The Nest Episode 3 proves the BBC’s thriller to be as confident and twisty as ever, with another revelatory hour sure to put people off surrogacy for quite some time. As we return to the show and find Kaya (Mirren Mack) 24 weeks pregnant and in a love-dovey sexual relationship with young Jack (Samuel Paul Small), the key dramatic question of who is going to spill the beans about her background looms large. While shady businessman Dan (Martin Compston) is well-aware that the young girl carrying he and his wife Emily’s (Sophie Rundle) child stabbed a pregnant woman to death when she was just 11 years old, he’s reticent to let the truth out for fear of what it might do to his marriage and the unborn nipper he’s hoping Kaya will part with when the time comes. It’s his sister Hilary (Fiona Bell) who gives the game away in the end, in part to protect her son Jack, who is perfectly willing to throw away his bright academic future for this young girl he barely knows.
But while this bit of business comprises the lion’s share of The Nest Episode 3, it isn’t the only question we’re left with. The matter of who killed Kaya’s junkie neighbor Doddy remains a crucial matter, and everyone’s a suspect in his demise, from Kaya herself, to Dan, to Kaya’s social worker James (James Harkness) and Dan’s enigmatic business associate Souter (David Hayman), who might be up to far more than the local boy-done-good is entirely aware of.
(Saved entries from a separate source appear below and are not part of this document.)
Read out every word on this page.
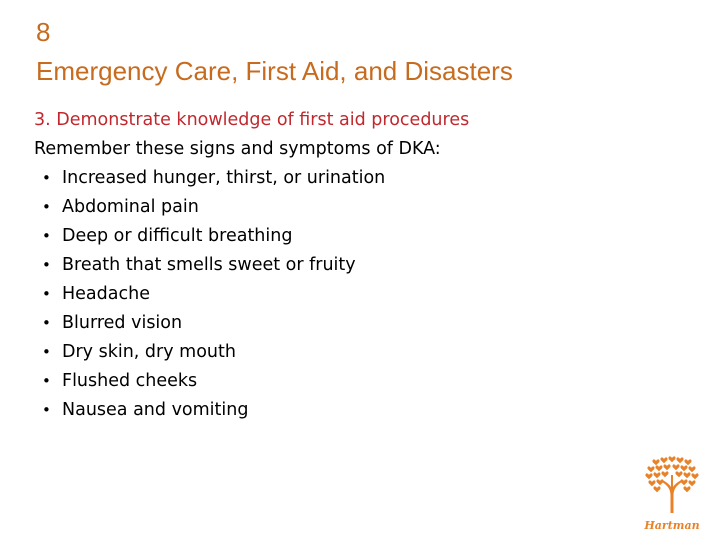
8
Emergency Care, First Aid, and Disasters
3. Demonstrate knowledge of first aid procedures
Remember these signs and symptoms of DKA:
• Increased hunger, thirst, or urination
• Abdominal pain
• Deep or difficult breathing
• Breath that smells sweet or fruity
• Headache
• Blurred vision
• Dry skin, dry mouth
• Flushed cheeks
• Nausea and vomiting
Hartman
Questions, questions. And then, of course, whether the baby Kaya’s carrying will survive the ordeal. After Jack confronts her at a swanky ball, Kaya disappears; he finds her later the next day, unconscious and unresponsive out by a waterfall, and the baby is born via emergency C-section. Kept alive in an incubator, for now, the baby is still the legal child of Kaya until she decides otherwise, which we’re reminded about here – one assumes not coincidentally.
Keeping all this together is the compelling Mirren Mack, who has the mode-switching ability of a psychopath but the neediness and emotional vulnerability of someone robbed of their childhood by trauma and tragedy. What exactly her endgame is remains a mystery – but one that seems to be worth unraveling.